Porém, mais uma vez adivinhando meu temor, como se torturasse a minha alma, ela esticou uma das pernas em direção ao vão que nos separava. Então, ouvi um ruído que preencheu meu peito com uma leve esperança, parecia que o trem chegava, mas, infelizmente, não era no lado em que atravessava, ela não seria esmagada pela aço dos vagões. Ainda assim, imaginei que seria possível escapar, para isso bastava que eu pudesse chegar até a porta que se abria à minha frente.
Ela caminhava com uma leveza impressionante, quase flutuava, ao passo que meus pés pareciam pesar toneladas, eu quase não conseguia movê-los. Ela se aproximava de mim, enquanto o vagão se mostrava distante, logo as portas seriam fechadas e o metrô partiria. Todo meu corpo doía, eu utilizava os braços para ajudar a levantar as pernas, elas pareciam estar fixadas no chão. Já era possível sentir um vento cortante às minhas costas, e como resposta a essa sensação, meu cabelo e os pêlos dos meus braços começaram a cair.
Eu fazia força, mas não saía do lugar, foi quando o magnetismo que me prendia perdeu o efeito, pois tive esta impressão, com isso rolei pelo chão como resultado do esforço empregado. Senti que ela me alcançaria, a porta começou a se fechar, então me joguei, e consegui entrar no exato instante em que ela se fechou.
Ainda deitado no chão sujo do vagão, olhei através da transparência da porta e vi o rosto ameaçador e enigmático que havia ficado do lado de fora. Quando o trem começou a se movimentar, agradeci aos céus pela oportunidade de ter escapado. Ainda que eu estivesse sozinho naquele vagão, eu havia conseguido, tinha me livrado da ameaça em forma de mulher. Sentia a respiração lentamente voltar ao normal e pude então relaxar.
Parecia que horas haviam se passado sem que chegássemos a qualquer estação, meus olhos começaram a ficar pesados, então, acho que adormeci. Quando abri os olhos achei a princípio que tudo não passara de um sonho ruim, mas fui trazido à realidade quando percebi que estava deitado em um banco plástico. O metrô estava parado, a porta do vagão escancarada, fato que me estimulou a sair.
Quando estava do lado de fora, o trem arrancou, ainda com as portas abertas, o deslocamento de ar me desequilibrou, mas desta vez consegui ficar de pé. A escuridão que assolava o lugar lentamente começou a dar lugar para uma fraca luminosidade, os tijolos brancos se revelavam, a mesma estação se mostrava, me ajoelhei vencido pela contrariedade, meus olhos não precisavam ver, pois já sabiam o que estaria do outro lado da plataforma, e com um sorriso perverso ela me esperava, teria toda a eternidade para isso.
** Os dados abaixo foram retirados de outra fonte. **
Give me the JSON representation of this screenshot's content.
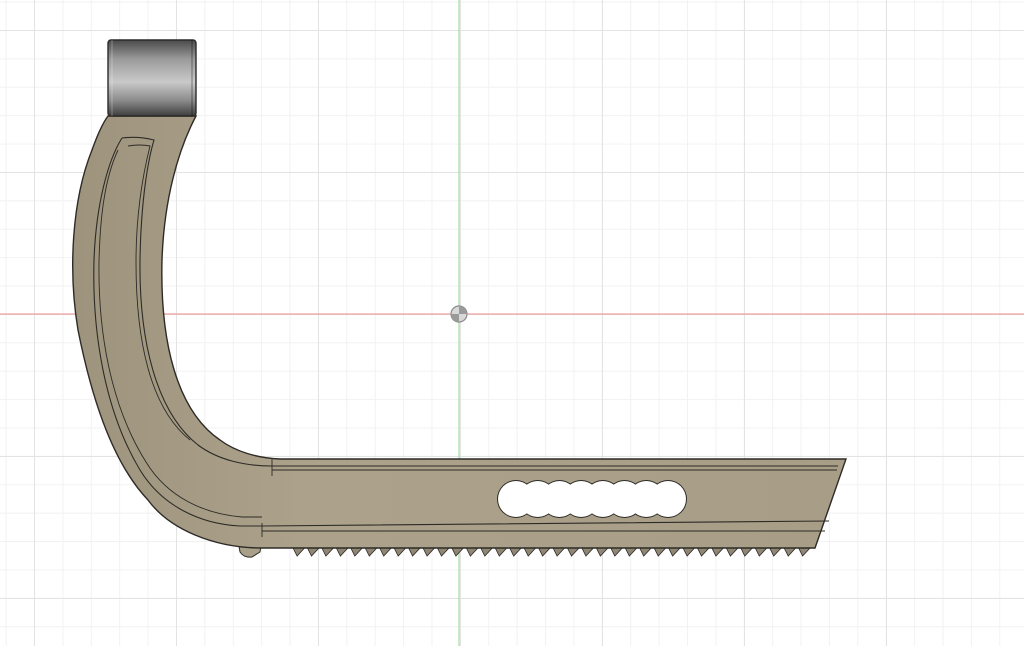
{
  "viewport": {
    "background": "#ffffff",
    "grid_major_color": "#e3e3e3",
    "grid_minor_color": "#f2f2f2"
  },
  "axes": {
    "x_axis_color": "#e88c8c",
    "y_axis_color": "#8fd68f"
  },
  "model": {
    "body_color": "#aaa08a",
    "edge_color": "#2d2b26",
    "bearing_color": "#7a7a7a",
    "slot_color": "#ffffff",
    "slot_count": 8,
    "tooth_count": 36
  },
  "origin": {
    "icon": "origin-icon"
  }
}
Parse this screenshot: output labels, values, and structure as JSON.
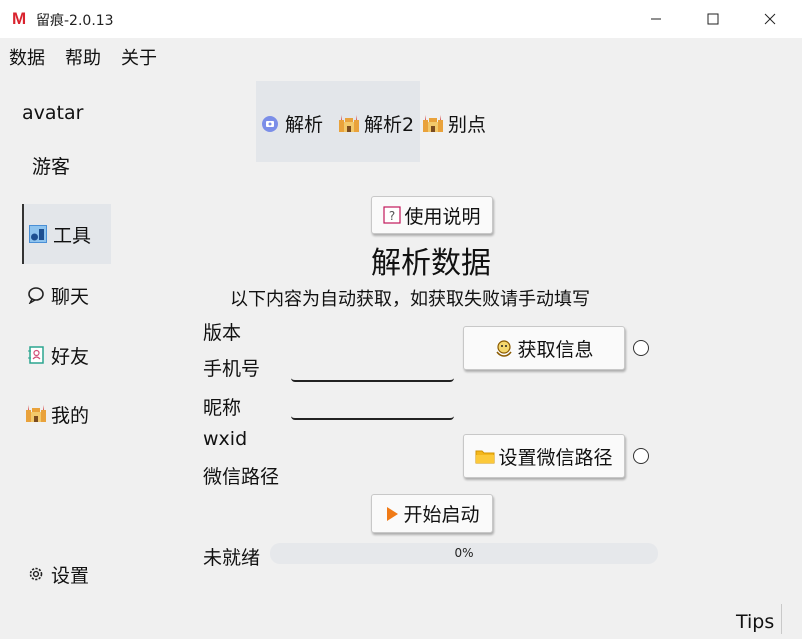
{
  "window": {
    "logo": "M",
    "title": "留痕-2.0.13"
  },
  "menu": {
    "data": "数据",
    "help": "帮助",
    "about": "关于"
  },
  "sidebar": {
    "avatar": "avatar",
    "user": "游客",
    "items": [
      {
        "label": "工具",
        "icon": "tools-icon"
      },
      {
        "label": "聊天",
        "icon": "chat-bubble-icon"
      },
      {
        "label": "好友",
        "icon": "contacts-book-icon"
      },
      {
        "label": "我的",
        "icon": "castle-icon"
      }
    ],
    "settings": "设置"
  },
  "tabs": [
    {
      "label": "解析",
      "icon": "disk-icon"
    },
    {
      "label": "解析2",
      "icon": "castle-icon"
    },
    {
      "label": "别点",
      "icon": "castle-icon"
    }
  ],
  "main": {
    "help_button": "使用说明",
    "title": "解析数据",
    "subtitle": "以下内容为自动获取，如获取失败请手动填写",
    "labels": {
      "version": "版本",
      "phone": "手机号",
      "nickname": "昵称",
      "wxid": "wxid",
      "path": "微信路径"
    },
    "inputs": {
      "phone": "",
      "nickname": ""
    },
    "get_info_button": "获取信息",
    "set_path_button": "设置微信路径",
    "start_button": "开始启动",
    "status": "未就绪",
    "progress_value": 0,
    "progress_text": "0%"
  },
  "footer": {
    "tips": "Tips"
  },
  "colors": {
    "logo": "#d9232e",
    "active_bg": "#e3e6ea",
    "start_icon": "#f07a16",
    "folder_icon": "#f4b71c"
  }
}
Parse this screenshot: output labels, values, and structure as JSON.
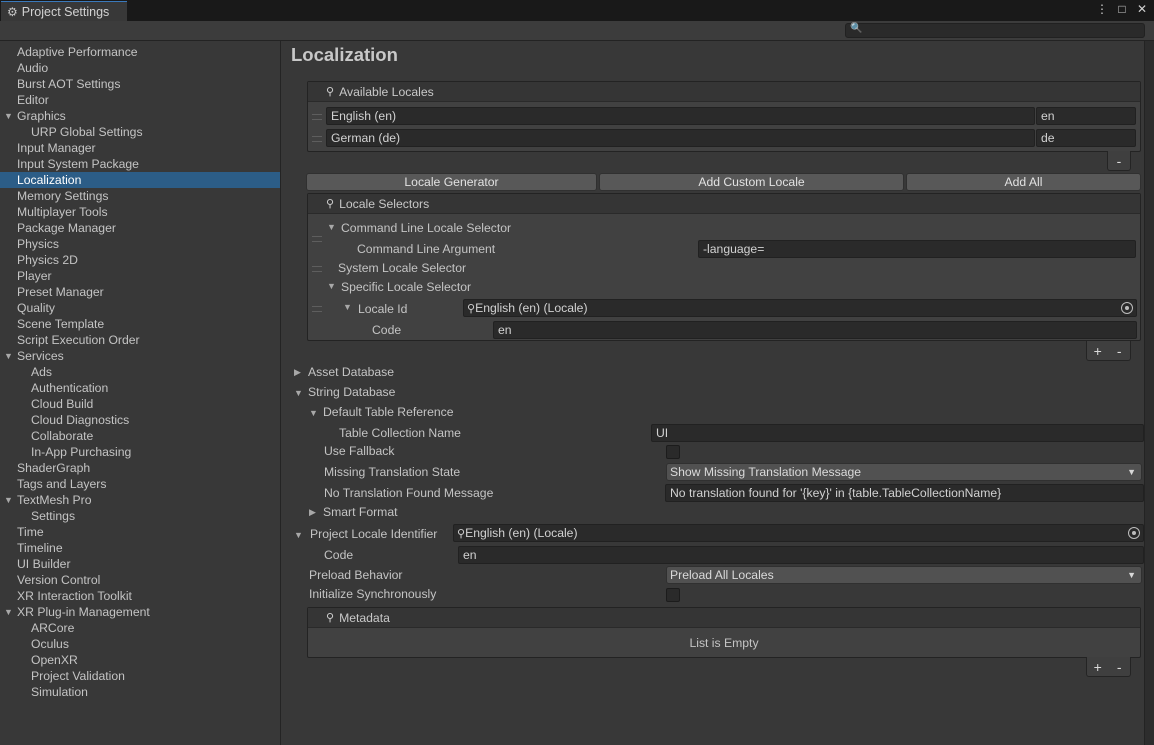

A manchete do jornal dizia que o circuito interno havia flagrado os movimentos do rapaz na última quarta-feira. O relógio indicava uma da manhã quando ele entrou correndo pelas dependências da estação central do metrô, o segurança ainda foi em seu encalço, ele saltou a roleta e um minuto depois estava na plataforma, uma mancha branca ofuscou a cena, e em seguida, sem qualquer razão aparente, o rapaz se jogou nos trilhos, morrendo eletrocutado em instantes devido à alta voltagem. Várias pessoas presenciaram a cena. Os motivos que levaram ao tão violento e chocante ato de suicídio ainda são desconhecidos.
* Conforme idéia original do meu amigo Xande Ribeiro.